Die Erinnerungen an die amerikanische Invasion im Irak sind in diesem Teil der Welt noch zu frisch. „Ich denke, es ist zu früh, überhaupt an so eine Möglichkeit zu denken“, sagt Mustafa Gheriani, einer der Sprecher des Nationalrats der Rebellen, dem Gremium, das in den Gebieten regiert, die in den Händen der Aufständischen sind. „Wenn die internationalen Streitkräfte weiter ihre Arbeit tun, können wir Richtung Tripolis vorrücken und an Boden gewinnen.“
So sieht es auch Fairouz Naas, eine 46-jährige Lehrerin, die Tripolis verlassen und sich in Bengasi der Revolution angeschlossen hat. „Es war schon ein ziemlicher Schock, sehen zu müssen, wie mein Land von einer ausländischen Streitmacht bombardiert wird. Ich weiß, es war notwendig. Aber irgendwie tut es mir im Herzen weh“, sagt sie. „Ich wäre nicht begeistert, hier eine fremde Armee akzeptieren zu müssen. Gaddafis Söldner reichen mir.“
Im al-Jalaa-Spital, einem der wichtigsten in Bengasi, ist ein kleiner verschlossener Raum im Leichenschauhaus für sie reserviert: für Gaddafis getötete Mannen. Schon kurz nach dem Ende der Schlacht um Bengasi pilgerten viele einfache Leute dorthin, begierig darauf, ihren Triumph auszukosten, indem sie einen kurzen Blick auf die Leichenberge ihrer Feinde warfen.
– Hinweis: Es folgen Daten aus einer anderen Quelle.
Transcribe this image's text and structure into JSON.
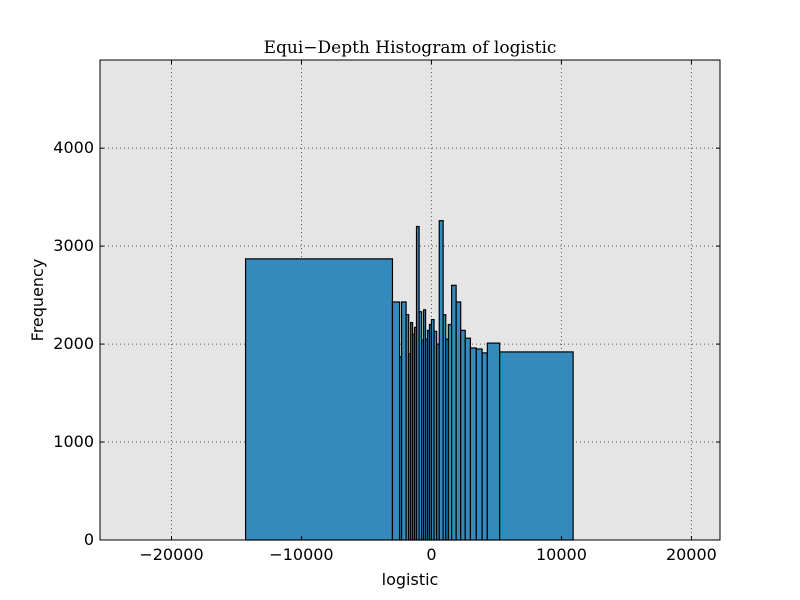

Nach Angaben der Aufständischen beweisen die Namensschilder der Getöteten, dass es sich um Söldner aus Nachbarländern handelt. „Sie kommen aus dem Tschad, aus Nigeria, Kenia, Algerien und Syrien ... Gaddafi ködert sie mit Geld. Er bietet ihnen hunderte Dollars, damit sie sein eigenes Volk töten“, erklärt der Rebell Nasser. „Einige von ihnen hatten sogar gefälschte libysche Dokumente bei sich, um hier im Land leben zu können.“
In seinen Reden bezeichnete Gaddafi die Rebellen als „Abgesandte von al-Qaida“. Vielleicht wollte er ihnen damit die Unterstützung durch die internationale Gemeinschaft entziehen. Das brachte für die Bevölkerung das Fass zu Überlaufen. Für sie ist er an allem schuld, vom chronischen Jobmangel bis zur brutalen Unterdrückung der Regimekritiker.
Fremdwort Demokratie. „Sehen wir etwa aus wie al-Qaida-Terroristen?“, fragt Salah Feitour ironisch. Der 32-jährige IT-Ingenieur griff zu den Waffen, um die Stadt zu verteidigen, so wie viele seiner Freunde. „Wir sind Studenten, Angestellte, Händler ... Wir können es kaum erwarten, zu unserem normalen Leben zurückzukehren. Aber vorher müssen wir das Land von diesem Regime reinigen.“
Wenn die Revolution Erfolg hat, beginnt in Libyen der lange Wiederaufbau. Wörter wie Demokratie und Verfassung sind dieser Tage in aller Munde. Aber diese Gesellschaft stand 43 Jahre unter der Herrschaft eines Mannes. Es wird schwer sein, sie in Richtung eines ganz anderen politischen Systems zu steuern.
Viele Libyer vertrauen dabei einfach auf die gebildete Diaspora im Ausland. „Sie werden zurückkommen und uns helfen, das Land wieder aufzubauen“, versichert Mohammed Haddouth, ein 51-jähriger Mann aus Tobruk. Er nennt sich gerne „ein zwei Monate altes Baby“. Denn „das Leben vor der Revolution war kein echtes Leben“.